Citations

 

By Jake Grubman, ’11
Photography by Lloyd DeGrane



Sleep: crucial for young starlings and exam-prepping undergrads alike.

Brain at work, body at rest

A good night’s sleep is as helpful for birds learning to sing as for college students cramming for a test. Overnight, young starlings secure and process skills learned during the previous day, showing improvement on those tasks after sleep. Psychology graduate student Timothy Brawn, AB’04, AM’09; psychology chair Howard Nusbaum; biologist Daniel Margoliash; and Michigan State researcher Kimberly Fenn, AM’00, PhD’06, collaborated on a study, published in the January 13 Trends in Cognitive Sciences, that establishes a bridge between human sleep-dependent learning and that of animals. Previously Nusbaum, Margoliash, and Fenn found that sleep helped human adults retain information. In this experiment, starlings were trained to distinguish two bird songs; when tested, they showed improvement across the board after sleep.

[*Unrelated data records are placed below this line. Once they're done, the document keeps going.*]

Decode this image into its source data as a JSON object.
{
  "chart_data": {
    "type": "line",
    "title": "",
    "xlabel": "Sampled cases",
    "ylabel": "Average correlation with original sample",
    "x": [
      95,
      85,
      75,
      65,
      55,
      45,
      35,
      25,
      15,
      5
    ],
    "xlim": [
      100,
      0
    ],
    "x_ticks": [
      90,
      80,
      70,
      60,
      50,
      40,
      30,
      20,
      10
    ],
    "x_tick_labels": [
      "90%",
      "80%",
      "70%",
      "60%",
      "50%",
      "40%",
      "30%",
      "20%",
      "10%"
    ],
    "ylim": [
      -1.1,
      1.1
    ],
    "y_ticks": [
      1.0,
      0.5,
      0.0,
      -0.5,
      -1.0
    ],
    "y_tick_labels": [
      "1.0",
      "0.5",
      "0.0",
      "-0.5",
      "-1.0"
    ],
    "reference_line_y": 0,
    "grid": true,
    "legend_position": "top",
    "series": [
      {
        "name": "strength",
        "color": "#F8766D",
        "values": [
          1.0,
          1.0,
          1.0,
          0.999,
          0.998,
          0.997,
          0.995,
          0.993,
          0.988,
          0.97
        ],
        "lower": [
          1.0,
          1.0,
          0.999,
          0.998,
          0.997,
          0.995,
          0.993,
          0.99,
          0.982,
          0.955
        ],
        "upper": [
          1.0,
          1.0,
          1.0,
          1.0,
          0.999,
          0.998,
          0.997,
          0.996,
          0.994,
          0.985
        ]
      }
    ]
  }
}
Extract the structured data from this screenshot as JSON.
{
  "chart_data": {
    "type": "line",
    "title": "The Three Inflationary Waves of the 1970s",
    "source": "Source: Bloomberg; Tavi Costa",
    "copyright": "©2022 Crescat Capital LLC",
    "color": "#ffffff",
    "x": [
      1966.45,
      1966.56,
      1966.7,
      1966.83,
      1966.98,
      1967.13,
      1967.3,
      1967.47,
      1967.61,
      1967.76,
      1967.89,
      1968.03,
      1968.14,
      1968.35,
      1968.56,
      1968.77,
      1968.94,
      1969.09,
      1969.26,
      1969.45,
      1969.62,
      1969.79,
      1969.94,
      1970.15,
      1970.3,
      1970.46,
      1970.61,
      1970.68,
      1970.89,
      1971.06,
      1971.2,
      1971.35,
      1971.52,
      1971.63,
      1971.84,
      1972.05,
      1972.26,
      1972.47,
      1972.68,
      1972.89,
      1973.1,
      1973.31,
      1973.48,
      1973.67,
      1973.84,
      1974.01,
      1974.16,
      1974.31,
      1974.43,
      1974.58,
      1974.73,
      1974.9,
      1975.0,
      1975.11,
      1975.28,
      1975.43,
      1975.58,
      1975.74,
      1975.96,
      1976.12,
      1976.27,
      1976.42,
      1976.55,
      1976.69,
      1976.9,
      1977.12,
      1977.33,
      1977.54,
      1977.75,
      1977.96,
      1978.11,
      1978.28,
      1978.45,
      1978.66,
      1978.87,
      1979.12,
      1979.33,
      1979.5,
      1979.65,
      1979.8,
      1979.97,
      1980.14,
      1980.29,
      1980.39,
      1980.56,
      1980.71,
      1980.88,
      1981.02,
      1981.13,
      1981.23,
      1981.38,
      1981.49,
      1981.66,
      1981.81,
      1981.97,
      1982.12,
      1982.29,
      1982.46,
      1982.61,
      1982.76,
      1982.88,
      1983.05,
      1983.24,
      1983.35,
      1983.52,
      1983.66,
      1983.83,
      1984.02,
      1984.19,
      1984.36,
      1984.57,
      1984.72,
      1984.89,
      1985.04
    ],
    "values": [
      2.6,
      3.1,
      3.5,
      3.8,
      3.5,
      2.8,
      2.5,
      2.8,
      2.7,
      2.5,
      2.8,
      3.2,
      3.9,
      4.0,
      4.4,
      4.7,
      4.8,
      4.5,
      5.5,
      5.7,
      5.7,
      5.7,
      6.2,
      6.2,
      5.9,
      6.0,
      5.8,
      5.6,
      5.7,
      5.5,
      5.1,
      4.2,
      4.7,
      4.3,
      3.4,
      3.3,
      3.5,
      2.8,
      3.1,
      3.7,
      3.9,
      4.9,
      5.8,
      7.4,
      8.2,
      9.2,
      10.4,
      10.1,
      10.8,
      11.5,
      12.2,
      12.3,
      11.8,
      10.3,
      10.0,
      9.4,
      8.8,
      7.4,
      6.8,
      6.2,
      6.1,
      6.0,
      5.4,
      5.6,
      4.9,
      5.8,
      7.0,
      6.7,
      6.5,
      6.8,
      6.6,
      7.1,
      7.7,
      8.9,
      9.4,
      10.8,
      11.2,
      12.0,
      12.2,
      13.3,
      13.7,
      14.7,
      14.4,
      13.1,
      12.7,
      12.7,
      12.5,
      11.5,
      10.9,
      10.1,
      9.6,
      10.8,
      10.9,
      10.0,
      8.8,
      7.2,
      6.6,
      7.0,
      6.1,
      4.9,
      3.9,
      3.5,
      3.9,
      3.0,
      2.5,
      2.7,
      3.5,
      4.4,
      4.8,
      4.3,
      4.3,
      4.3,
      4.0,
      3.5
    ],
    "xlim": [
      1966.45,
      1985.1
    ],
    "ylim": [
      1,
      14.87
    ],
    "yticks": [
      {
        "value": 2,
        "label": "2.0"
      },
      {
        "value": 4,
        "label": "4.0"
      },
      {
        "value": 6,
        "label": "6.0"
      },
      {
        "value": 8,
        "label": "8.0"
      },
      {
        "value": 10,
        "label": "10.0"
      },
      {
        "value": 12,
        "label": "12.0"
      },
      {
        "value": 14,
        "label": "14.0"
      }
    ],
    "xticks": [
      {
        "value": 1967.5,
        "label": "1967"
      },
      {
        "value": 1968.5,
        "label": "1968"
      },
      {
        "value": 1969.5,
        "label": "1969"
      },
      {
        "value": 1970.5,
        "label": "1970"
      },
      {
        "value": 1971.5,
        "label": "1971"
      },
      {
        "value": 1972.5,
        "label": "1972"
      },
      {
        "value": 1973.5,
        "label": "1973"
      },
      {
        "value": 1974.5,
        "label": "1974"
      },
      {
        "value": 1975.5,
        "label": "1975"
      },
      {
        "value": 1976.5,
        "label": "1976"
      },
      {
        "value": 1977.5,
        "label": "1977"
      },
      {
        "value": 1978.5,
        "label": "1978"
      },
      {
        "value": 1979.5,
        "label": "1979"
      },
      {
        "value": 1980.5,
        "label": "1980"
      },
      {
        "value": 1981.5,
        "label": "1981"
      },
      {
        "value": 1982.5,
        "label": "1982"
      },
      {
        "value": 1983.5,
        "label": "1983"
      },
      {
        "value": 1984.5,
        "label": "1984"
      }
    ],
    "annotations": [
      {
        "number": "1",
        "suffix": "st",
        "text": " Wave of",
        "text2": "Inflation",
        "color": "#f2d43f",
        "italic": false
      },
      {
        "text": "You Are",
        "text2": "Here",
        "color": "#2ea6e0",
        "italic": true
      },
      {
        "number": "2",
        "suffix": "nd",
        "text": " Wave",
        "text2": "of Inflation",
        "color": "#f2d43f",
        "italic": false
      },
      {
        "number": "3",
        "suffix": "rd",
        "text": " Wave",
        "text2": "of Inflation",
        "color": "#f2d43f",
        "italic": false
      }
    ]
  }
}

Multiple sclerosis’s genetic roots

Agenetic mutation in mice may help lead researchers to a method for slowing the progression of multiple sclerosis. In the January 15 Genes and Development, neurologist Brian Popko and colleagues from Chicago, Stanford, and the Jackson Laboratory in Bar Harbor, Maine, reported that a gene called ZFP191 plays a role in myelination—the process that wraps nerve fibers of the central nervous system in a soft, white, myelin sheath. Multiple sclerosis causes the body to destroy myelin, leading to numbness, seizures, paralysis, and lost vision. Popko’s team found that mice lacking ZFP191 experienced MS-like tremors and could not properly produce myelin. Involved in making proteins that activate other genes, the gene may provide a key to uncovering methods for increasing myelination in MS patients.

Street-level self-help

In Philadelphia, a system of drug and alcohol recovery homes set up by “street-level entrepreneurs” in formerly abandoned row houses has existed without any kind of oversight or regulation since the early 1980s. In How it Works: Recovering Citizens in Post-Welfare Philadelphia (University of Chicago Press, 2009), SSA assistant professor Robert P. Fairbanks II describes life inside one particular house in the Kensington neighborhood, which provides food, shelter, fellowship, and self-help. Fairbanks connects poverty on an individual level to larger urban-welfare structures. While some homes achieve success through the food, shelter, and environment they provide, others feature substandard conditions and overcrowding. Fairbanks seeks better legal accountability, underlining city, state, and federal governments’ refusal to take an active stance on issues of poverty management.

Not just a middleman

The thalamus, a small brain structure, has never been considered central to sensory processing; it’s long been called a stopover for sensory information—visual, auditory, somatosensory—on its way to the cortex. But two new studies challenge that idea. In an experiment using mouse-brain slices, Medical Center neurobiologist Murray Sherman severed the connection from the primary cortex to the secondary cortex. He found that stimulating the primary somatosensory cortex, which processes data related to the sense of touch, still activated both secondary cortex and the thalamus. But when the thalamus itself was blocked, Sherman couldn’t activate the secondary cortex, indicating the thalamus’s role as a significant conductor of sensory information. He published the findings in the December 6 Nature Neuroscience. In a second study, Sherman also demonstrated the thalamus’s role as a direct route for auditory information through the brain.